When query ends, you get a message like this:

查询结束时,您会收到如下消息:

NNNNN rows in set (0.01 sec)

So, if that time is so big, and your query is slow as "native", may be you have to create an index on that table.

所以,如果那个时间太大,而你的查询速度很慢,那么你可能需要在该表上创建一个索引。

#5


0  

This is slow because you are

这很慢,因为你是

  1. Getting all the results
  2. 获得所有结果
  3. Allocating memory and assigning the values to that memory to create the list allIDRows
  4. 分配内存并将值分配给该内存以创建列表allIDRows
  5. Iterating over that list and counting.
  6. 迭代该列表并计算。

If execute gives you back a cursor then use the cursor to it's advantage and start counting as you get stuff back and save time on the mem allocation.

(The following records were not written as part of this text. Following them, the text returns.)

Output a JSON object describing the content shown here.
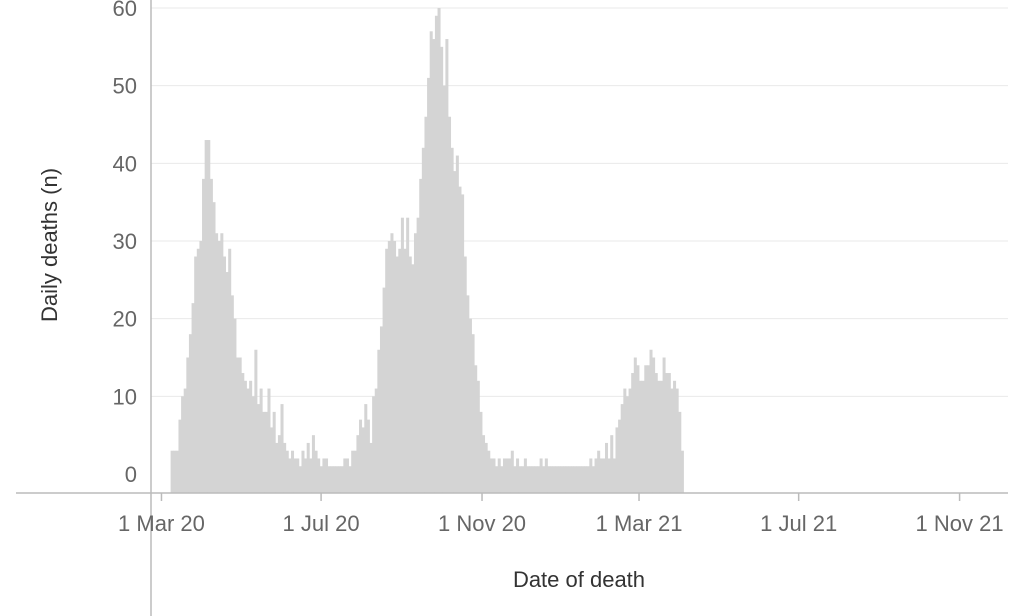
{
  "chart_data": {
    "type": "bar",
    "title": "",
    "xlabel": "Date of death",
    "ylabel": "Daily deaths (n)",
    "ylim": [
      0,
      60
    ],
    "xlim": [
      "2020-02-22",
      "2021-12-08"
    ],
    "grid": {
      "horizontal": true,
      "vertical": false
    },
    "bar_color": "#d4d4d4",
    "y_ticks": [
      {
        "value": 0,
        "label": "0"
      },
      {
        "value": 10,
        "label": "10"
      },
      {
        "value": 20,
        "label": "20"
      },
      {
        "value": 30,
        "label": "30"
      },
      {
        "value": 40,
        "label": "40"
      },
      {
        "value": 50,
        "label": "50"
      },
      {
        "value": 60,
        "label": "60"
      }
    ],
    "x_ticks": [
      {
        "date": "2020-03-01",
        "label": "1 Mar 20"
      },
      {
        "date": "2020-07-01",
        "label": "1 Jul 20"
      },
      {
        "date": "2020-11-01",
        "label": "1 Nov 20"
      },
      {
        "date": "2021-03-01",
        "label": "1 Mar 21"
      },
      {
        "date": "2021-07-01",
        "label": "1 Jul 21"
      },
      {
        "date": "2021-11-01",
        "label": "1 Nov 21"
      }
    ],
    "x_start": "2020-03-08",
    "x_step_days": 2,
    "values": [
      3,
      3,
      3,
      7,
      10,
      11,
      15,
      18,
      22,
      28,
      29,
      30,
      38,
      43,
      43,
      38,
      35,
      31,
      30,
      31,
      28,
      26,
      29,
      23,
      20,
      15,
      15,
      13,
      12,
      11,
      12,
      10,
      16,
      9,
      11,
      8,
      8,
      11,
      6,
      8,
      4,
      5,
      9,
      4,
      3,
      2,
      3,
      2,
      2,
      1,
      3,
      2,
      4,
      2,
      5,
      3,
      2,
      1,
      2,
      2,
      1,
      1,
      1,
      1,
      1,
      1,
      2,
      2,
      1,
      3,
      3,
      5,
      7,
      6,
      9,
      7,
      4,
      10,
      11,
      16,
      19,
      24,
      29,
      30,
      31,
      30,
      28,
      29,
      33,
      29,
      33,
      28,
      27,
      31,
      33,
      38,
      42,
      46,
      51,
      57,
      56,
      59,
      60,
      55,
      50,
      56,
      46,
      42,
      39,
      41,
      37,
      36,
      28,
      23,
      20,
      18,
      14,
      12,
      8,
      5,
      4,
      3,
      2,
      2,
      1,
      2,
      1,
      2,
      2,
      2,
      3,
      1,
      2,
      1,
      1,
      2,
      1,
      1,
      1,
      1,
      1,
      2,
      1,
      2,
      1,
      1,
      1,
      1,
      1,
      1,
      1,
      1,
      1,
      1,
      1,
      1,
      1,
      1,
      1,
      1,
      2,
      1,
      2,
      3,
      2,
      2,
      4,
      2,
      5,
      2,
      6,
      7,
      9,
      11,
      10,
      11,
      13,
      15,
      14,
      12,
      12,
      14,
      14,
      16,
      15,
      13,
      12,
      12,
      15,
      13,
      13,
      11,
      12,
      11,
      8,
      3
    ]
  }
}
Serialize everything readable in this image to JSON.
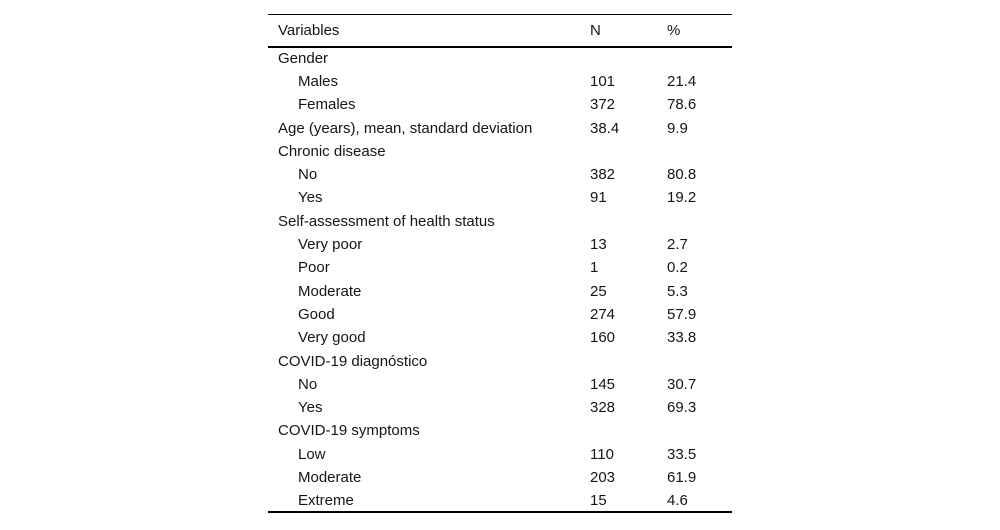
{
  "table": {
    "columns": {
      "variables": "Variables",
      "n": "N",
      "pct": "%"
    },
    "rows": [
      {
        "label": "Gender",
        "indent": 0,
        "n": "",
        "pct": ""
      },
      {
        "label": "Males",
        "indent": 1,
        "n": "101",
        "pct": "21.4"
      },
      {
        "label": "Females",
        "indent": 1,
        "n": "372",
        "pct": "78.6"
      },
      {
        "label": "Age (years), mean, standard deviation",
        "indent": 0,
        "n": "38.4",
        "pct": "9.9"
      },
      {
        "label": "Chronic disease",
        "indent": 0,
        "n": "",
        "pct": ""
      },
      {
        "label": "No",
        "indent": 1,
        "n": "382",
        "pct": "80.8"
      },
      {
        "label": "Yes",
        "indent": 1,
        "n": "91",
        "pct": "19.2"
      },
      {
        "label": "Self-assessment of health status",
        "indent": 0,
        "n": "",
        "pct": ""
      },
      {
        "label": "Very poor",
        "indent": 1,
        "n": "13",
        "pct": "2.7"
      },
      {
        "label": "Poor",
        "indent": 1,
        "n": "1",
        "pct": "0.2"
      },
      {
        "label": "Moderate",
        "indent": 1,
        "n": "25",
        "pct": "5.3"
      },
      {
        "label": "Good",
        "indent": 1,
        "n": "274",
        "pct": "57.9"
      },
      {
        "label": "Very good",
        "indent": 1,
        "n": "160",
        "pct": "33.8"
      },
      {
        "label": "COVID-19 diagnóstico",
        "indent": 0,
        "n": "",
        "pct": ""
      },
      {
        "label": "No",
        "indent": 1,
        "n": "145",
        "pct": "30.7"
      },
      {
        "label": "Yes",
        "indent": 1,
        "n": "328",
        "pct": "69.3"
      },
      {
        "label": "COVID-19 symptoms",
        "indent": 0,
        "n": "",
        "pct": ""
      },
      {
        "label": "Low",
        "indent": 1,
        "n": "110",
        "pct": "33.5"
      },
      {
        "label": "Moderate",
        "indent": 1,
        "n": "203",
        "pct": "61.9"
      },
      {
        "label": "Extreme",
        "indent": 1,
        "n": "15",
        "pct": "4.6"
      }
    ]
  }
}
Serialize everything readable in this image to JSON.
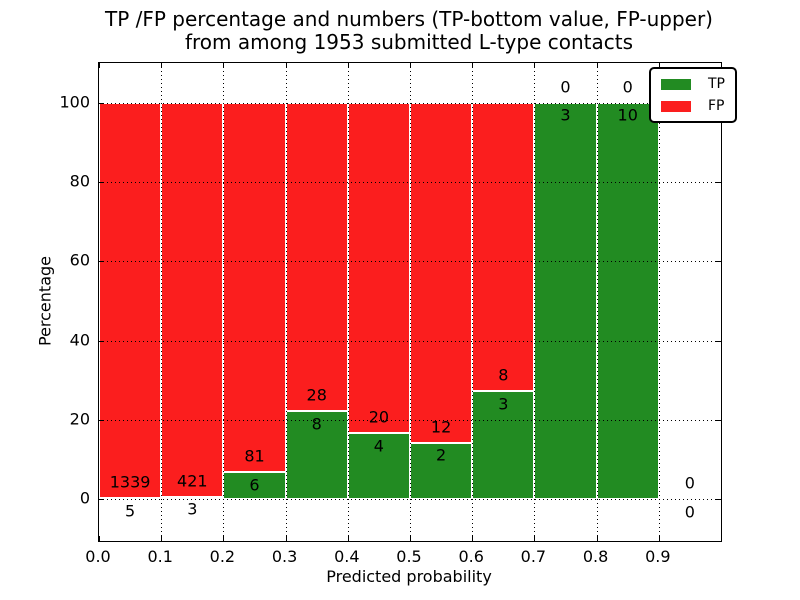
{
  "figure": {
    "title_line1": "TP /FP percentage and numbers (TP-bottom value, FP-upper)",
    "title_line2": "from among 1953 submitted L-type contacts",
    "xlabel": "Predicted probability",
    "ylabel": "Percentage"
  },
  "chart_data": {
    "type": "bar",
    "stacked": true,
    "normalized_to_percent": true,
    "title": "TP /FP percentage and numbers (TP-bottom value, FP-upper) from among 1953 submitted L-type contacts",
    "xlabel": "Predicted probability",
    "ylabel": "Percentage",
    "total_contacts": 1953,
    "xlim": [
      0.0,
      1.0
    ],
    "ylim": [
      -10.5,
      110
    ],
    "bin_width": 0.1,
    "bin_starts": [
      0.0,
      0.1,
      0.2,
      0.3,
      0.4,
      0.5,
      0.6,
      0.7,
      0.8,
      0.9
    ],
    "categories": [
      "0.0-0.1",
      "0.1-0.2",
      "0.2-0.3",
      "0.3-0.4",
      "0.4-0.5",
      "0.5-0.6",
      "0.6-0.7",
      "0.7-0.8",
      "0.8-0.9",
      "0.9-1.0"
    ],
    "series": [
      {
        "name": "TP",
        "color": "#228b22",
        "values": [
          5,
          3,
          6,
          8,
          4,
          2,
          3,
          3,
          10,
          0
        ]
      },
      {
        "name": "FP",
        "color": "#fb1e1e",
        "values": [
          1339,
          421,
          81,
          28,
          20,
          12,
          8,
          0,
          0,
          0
        ]
      }
    ],
    "tp_percent_of_bin": [
      0.37,
      0.71,
      6.9,
      22.2,
      16.7,
      14.3,
      27.3,
      100,
      100,
      0
    ],
    "xticks": [
      "0.0",
      "0.1",
      "0.2",
      "0.3",
      "0.4",
      "0.5",
      "0.6",
      "0.7",
      "0.8",
      "0.9"
    ],
    "yticks": [
      0,
      20,
      40,
      60,
      80,
      100
    ],
    "grid": true,
    "grid_style": "dotted",
    "legend_position": "upper right",
    "annotation_note": "FP count printed above TP/FP boundary, TP count printed below it"
  },
  "legend": {
    "items": [
      {
        "label": "TP",
        "color": "#228b22"
      },
      {
        "label": "FP",
        "color": "#fb1e1e"
      }
    ]
  }
}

如果执行给你一个光标,那么使用光标有利于它,并在你收回东西时开始计数并节省内存分配。

clientItemsCursor.execute("Select ids from largetable where year =?", year);
for clientItemrow in clientItemsCursor:
   count +=1

Other hints:

其他提示:

  • create an index on year
  • 创建年度指数
  • use 'select count(*) from ... to get the count for the year' this will probably be optimised on the db.
  • 使用'select count(*)from ...来获取年份的计数'这可能会在db上进行优化。
  • Remove the aID line if not needed this is converting the first item of the row to a string even though its not used.
  • 如果不需要,删除aID行即使没有使用,也会将行的第一项转换为字符串。